Fue sacerdote y padre de sus sobrinos, alguno de los cuales tuvo que criar al morir su cuñado prematuramente. ¡Cómo trataba a su familia, especialmente a su hermana, la más necesitada de cariño, y la que más daba¡
Y ahora ha muerto. Pero no como mueren los que desaparecen, sino como mueren los que se consumen como lámparas, para alumbrar a otros. Su muerte —como toda muerte— nos duele, pero no nos escandaliza. Porque sabemos, con san Pablo, que “si morimos con Cristo, también viviremos con Él” (2 Tim 2,11). “El velo que cubre a los pueblos será arrancado… El Señor Dios enjugará las lágrimas de todos los rostros” (Is 25,7-8). Don Serafín predicó muchas veces que la muerte no tiene la última palabra.
Y hoy, nosotros lo creemos. Porque si es verdad que el corazón humano nunca se acostumbra del todo a la separación, también lo es que no todo termina aquí: “Padre, éste es mi deseo: que los que me confiaste estén conmigo donde yo estoy, y contemplen mi gloria…” (Jn 17,24).
Nos deja un ejemplo luminoso
Nos deja un ejemplo luminoso. La suya fue una vida “expropiada” —como decía Benedicto XVI—, entregada del todo a Cristo. Conoció la debilidad, como todos, pero también la gracia, que no falla. Llevó adelante su ministerio con fidelidad y discreción, con fortaleza y dulzura. Era un hombre muy amigo de sus amigos. Yo le conocí hace 27 años. Para mí fue un amigo de corazón, un confidente, un apoyo; siempre estaba cuando le necesitábamos; jamás rehuyó un deber, ni se excusó por comodidad.
Hoy damos gracias a Dios por su vida. Por su itinerario oculto y fecundo. Por su ejemplo, por su oración, por su ternura sacerdotal. Damos gracias porque existió, porque fue fiel, porque amó.
Descansa en paz
Pedimos al Señor que le reciba con los brazos abiertos; que le abrace como al hijo que vuelve cansado pero entero. Que le premie el bien que hizo y le conceda la corona de gloria prometida a quienes le han amado. Que la Virgen María —vida, dulzura y esperanza nuestra— sea para él puerta del cielo. Que sus manos, que tantas veces bendijeron en nombre del Señor, sean ahora estrechadas por las manos misericordiosas del Dios bueno. Que sus labios, que anunciaron a Cristo, canten ahora para siempre el canto eterno de los redimidos.

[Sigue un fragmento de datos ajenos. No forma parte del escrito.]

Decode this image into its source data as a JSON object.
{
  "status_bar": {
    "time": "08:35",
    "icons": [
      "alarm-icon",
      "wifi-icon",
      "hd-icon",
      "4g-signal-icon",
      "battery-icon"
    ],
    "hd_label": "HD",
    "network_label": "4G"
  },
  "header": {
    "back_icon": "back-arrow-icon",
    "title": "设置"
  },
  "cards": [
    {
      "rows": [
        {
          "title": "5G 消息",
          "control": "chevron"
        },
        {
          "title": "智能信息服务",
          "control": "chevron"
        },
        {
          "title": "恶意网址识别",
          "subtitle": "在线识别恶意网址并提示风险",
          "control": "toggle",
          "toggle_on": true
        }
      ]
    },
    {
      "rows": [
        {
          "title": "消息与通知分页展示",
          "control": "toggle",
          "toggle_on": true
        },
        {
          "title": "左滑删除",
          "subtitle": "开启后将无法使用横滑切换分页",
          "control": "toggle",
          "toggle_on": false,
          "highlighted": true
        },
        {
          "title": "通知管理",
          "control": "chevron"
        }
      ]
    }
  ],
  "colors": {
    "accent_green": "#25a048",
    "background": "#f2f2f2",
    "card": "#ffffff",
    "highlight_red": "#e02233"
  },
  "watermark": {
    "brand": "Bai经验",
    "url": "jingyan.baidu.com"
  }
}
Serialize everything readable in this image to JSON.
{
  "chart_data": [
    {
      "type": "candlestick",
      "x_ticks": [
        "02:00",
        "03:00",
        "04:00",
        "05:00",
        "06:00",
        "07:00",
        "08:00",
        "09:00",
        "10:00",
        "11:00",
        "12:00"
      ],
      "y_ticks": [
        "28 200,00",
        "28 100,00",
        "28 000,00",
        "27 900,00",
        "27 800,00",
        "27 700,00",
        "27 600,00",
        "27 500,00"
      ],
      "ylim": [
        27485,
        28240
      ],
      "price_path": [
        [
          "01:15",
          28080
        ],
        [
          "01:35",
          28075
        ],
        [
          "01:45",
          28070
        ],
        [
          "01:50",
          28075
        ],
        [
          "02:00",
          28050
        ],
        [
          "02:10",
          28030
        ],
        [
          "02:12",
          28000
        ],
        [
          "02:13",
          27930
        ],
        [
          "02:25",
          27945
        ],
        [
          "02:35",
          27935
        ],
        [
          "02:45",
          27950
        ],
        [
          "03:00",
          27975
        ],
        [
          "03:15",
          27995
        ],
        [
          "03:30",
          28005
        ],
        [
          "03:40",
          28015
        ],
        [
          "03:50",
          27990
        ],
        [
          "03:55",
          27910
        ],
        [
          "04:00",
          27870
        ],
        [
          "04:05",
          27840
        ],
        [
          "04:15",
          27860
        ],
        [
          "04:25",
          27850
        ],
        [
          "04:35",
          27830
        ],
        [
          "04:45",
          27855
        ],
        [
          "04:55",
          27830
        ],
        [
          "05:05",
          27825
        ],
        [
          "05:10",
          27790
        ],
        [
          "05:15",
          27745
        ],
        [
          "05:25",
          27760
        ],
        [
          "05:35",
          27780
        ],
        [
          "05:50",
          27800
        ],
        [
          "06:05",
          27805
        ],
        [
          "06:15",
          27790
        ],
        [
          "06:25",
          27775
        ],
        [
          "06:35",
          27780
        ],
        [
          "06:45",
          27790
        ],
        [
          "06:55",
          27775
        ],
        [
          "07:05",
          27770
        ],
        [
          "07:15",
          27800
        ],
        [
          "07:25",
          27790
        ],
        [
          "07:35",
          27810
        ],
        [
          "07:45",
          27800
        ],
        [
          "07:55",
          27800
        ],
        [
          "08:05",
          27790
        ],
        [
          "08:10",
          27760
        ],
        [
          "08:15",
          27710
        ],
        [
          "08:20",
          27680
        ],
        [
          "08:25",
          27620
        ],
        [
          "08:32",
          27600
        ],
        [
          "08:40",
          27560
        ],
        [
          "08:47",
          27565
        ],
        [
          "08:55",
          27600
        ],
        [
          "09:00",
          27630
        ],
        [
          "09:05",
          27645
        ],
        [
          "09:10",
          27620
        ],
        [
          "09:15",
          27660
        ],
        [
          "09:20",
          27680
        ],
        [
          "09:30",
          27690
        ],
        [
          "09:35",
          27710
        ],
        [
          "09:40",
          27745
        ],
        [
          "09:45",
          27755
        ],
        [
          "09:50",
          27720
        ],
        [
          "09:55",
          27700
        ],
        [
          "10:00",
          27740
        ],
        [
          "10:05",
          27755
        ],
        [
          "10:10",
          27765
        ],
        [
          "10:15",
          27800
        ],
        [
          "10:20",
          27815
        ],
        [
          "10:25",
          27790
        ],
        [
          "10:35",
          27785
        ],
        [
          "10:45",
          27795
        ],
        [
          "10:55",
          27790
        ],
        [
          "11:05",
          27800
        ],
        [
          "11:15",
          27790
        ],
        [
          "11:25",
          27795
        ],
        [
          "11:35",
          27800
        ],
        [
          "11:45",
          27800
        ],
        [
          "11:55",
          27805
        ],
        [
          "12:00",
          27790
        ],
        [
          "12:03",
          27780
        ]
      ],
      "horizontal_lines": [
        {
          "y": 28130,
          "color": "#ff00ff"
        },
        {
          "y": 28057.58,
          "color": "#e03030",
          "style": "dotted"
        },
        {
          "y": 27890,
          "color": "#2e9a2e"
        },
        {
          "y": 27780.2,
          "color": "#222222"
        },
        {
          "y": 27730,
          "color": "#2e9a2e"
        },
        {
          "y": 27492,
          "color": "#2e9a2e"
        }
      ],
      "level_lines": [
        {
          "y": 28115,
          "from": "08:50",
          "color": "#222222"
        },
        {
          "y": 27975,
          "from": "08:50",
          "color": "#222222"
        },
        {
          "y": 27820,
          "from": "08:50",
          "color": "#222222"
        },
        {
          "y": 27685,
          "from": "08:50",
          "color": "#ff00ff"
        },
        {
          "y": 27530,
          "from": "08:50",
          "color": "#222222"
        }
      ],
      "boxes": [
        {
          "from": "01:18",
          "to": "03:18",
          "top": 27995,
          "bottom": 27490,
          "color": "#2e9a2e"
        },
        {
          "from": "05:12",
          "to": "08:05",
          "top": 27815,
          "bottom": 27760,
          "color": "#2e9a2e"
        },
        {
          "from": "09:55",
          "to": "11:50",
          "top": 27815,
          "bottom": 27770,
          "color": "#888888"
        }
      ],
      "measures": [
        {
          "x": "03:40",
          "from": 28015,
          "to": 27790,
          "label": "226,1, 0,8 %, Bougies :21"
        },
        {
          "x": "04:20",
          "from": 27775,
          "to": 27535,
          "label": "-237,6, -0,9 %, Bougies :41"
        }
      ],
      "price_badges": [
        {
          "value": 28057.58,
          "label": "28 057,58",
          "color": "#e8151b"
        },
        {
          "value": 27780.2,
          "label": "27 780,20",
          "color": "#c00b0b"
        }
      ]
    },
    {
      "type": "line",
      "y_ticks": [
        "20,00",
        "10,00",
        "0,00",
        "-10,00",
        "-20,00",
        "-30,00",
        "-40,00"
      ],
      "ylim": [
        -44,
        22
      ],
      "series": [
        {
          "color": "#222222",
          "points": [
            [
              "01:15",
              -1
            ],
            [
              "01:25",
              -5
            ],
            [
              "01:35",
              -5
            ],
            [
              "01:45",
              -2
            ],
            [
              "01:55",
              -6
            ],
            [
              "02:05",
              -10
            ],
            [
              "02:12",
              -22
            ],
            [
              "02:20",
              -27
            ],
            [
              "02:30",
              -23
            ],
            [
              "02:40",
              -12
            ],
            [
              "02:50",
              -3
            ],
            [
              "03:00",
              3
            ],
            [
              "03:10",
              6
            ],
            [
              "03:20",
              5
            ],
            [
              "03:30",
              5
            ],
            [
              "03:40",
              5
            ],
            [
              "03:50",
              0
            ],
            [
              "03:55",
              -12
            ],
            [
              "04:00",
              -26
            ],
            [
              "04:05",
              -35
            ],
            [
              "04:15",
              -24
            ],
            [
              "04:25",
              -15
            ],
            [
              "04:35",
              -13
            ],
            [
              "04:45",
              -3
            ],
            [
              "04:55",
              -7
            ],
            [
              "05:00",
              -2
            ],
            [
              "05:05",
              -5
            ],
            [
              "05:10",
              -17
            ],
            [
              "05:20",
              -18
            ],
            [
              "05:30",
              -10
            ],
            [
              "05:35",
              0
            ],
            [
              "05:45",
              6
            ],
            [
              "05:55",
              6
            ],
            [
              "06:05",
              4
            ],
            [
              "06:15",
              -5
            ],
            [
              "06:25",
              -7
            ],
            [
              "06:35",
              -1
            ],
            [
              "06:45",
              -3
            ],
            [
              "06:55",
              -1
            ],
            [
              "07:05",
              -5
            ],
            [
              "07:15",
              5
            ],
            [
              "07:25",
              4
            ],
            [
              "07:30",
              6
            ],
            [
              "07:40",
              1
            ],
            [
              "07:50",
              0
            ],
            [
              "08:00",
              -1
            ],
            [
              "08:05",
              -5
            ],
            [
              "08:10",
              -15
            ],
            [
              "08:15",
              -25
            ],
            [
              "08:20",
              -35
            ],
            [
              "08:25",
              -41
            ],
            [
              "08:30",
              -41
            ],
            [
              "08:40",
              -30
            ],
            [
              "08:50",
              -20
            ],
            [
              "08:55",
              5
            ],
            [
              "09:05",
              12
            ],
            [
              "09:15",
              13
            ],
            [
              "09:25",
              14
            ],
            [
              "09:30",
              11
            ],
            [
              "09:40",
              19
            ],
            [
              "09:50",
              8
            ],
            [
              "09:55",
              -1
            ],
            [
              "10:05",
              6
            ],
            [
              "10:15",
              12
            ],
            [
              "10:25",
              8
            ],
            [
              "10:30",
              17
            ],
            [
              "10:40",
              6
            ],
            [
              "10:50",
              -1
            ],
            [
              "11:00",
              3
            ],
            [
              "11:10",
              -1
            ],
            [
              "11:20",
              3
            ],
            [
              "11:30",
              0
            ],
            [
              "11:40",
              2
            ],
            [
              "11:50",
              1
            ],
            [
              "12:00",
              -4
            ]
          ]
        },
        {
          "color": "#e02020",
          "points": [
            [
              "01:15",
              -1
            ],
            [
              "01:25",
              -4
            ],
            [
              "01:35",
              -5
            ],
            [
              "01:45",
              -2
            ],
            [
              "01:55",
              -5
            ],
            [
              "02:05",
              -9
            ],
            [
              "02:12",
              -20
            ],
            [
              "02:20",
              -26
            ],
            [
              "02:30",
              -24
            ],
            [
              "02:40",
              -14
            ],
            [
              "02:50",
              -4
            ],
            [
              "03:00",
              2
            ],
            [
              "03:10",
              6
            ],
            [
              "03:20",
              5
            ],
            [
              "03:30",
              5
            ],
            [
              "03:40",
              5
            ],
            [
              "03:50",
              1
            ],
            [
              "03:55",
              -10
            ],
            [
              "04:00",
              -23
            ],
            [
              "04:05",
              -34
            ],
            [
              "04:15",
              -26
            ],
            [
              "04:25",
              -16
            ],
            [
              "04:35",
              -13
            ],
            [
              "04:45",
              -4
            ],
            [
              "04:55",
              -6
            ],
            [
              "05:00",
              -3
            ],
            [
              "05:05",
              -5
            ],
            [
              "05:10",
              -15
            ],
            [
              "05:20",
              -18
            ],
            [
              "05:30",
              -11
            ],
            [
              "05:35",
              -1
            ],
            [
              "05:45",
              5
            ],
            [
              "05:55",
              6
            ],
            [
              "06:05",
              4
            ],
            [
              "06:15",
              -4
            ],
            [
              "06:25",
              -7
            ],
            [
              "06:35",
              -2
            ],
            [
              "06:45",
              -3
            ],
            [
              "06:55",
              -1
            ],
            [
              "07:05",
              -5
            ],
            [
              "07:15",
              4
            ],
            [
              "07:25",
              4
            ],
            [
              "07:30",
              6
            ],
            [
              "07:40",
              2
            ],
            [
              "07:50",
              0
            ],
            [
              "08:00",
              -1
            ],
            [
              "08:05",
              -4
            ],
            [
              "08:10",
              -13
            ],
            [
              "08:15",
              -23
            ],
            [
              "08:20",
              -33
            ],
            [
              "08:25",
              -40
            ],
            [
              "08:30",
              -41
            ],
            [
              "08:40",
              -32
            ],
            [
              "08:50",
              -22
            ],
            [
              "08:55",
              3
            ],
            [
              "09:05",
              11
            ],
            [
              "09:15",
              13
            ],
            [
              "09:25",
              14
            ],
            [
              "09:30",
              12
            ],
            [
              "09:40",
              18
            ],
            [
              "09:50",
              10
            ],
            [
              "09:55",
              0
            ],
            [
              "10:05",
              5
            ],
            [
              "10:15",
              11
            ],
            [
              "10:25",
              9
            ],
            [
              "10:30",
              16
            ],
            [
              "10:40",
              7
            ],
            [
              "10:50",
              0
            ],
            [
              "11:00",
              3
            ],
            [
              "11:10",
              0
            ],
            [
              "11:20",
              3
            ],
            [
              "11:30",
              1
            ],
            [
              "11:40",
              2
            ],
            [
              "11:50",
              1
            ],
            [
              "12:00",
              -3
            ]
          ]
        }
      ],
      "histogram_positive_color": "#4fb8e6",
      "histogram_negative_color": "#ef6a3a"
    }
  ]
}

Muy querido Don Serafín, sacerdote de Jesucristo, descansa en paz. Estamos convencidos de que ya habrás escuchado del Señor aquellas palabras que resumen toda esperanza: “Siervo bueno y fiel, entra en el gozo de tu Señor” (Mt 25,23).
Y solo una súplica nos nace ahora, al quedarnos sin ti: No dejes de interceder desde el cielo por nosotros, como nosotros hoy lo hacemos por ti, desde la tierra, con lágrimas en los ojos, pero con la fe intacta.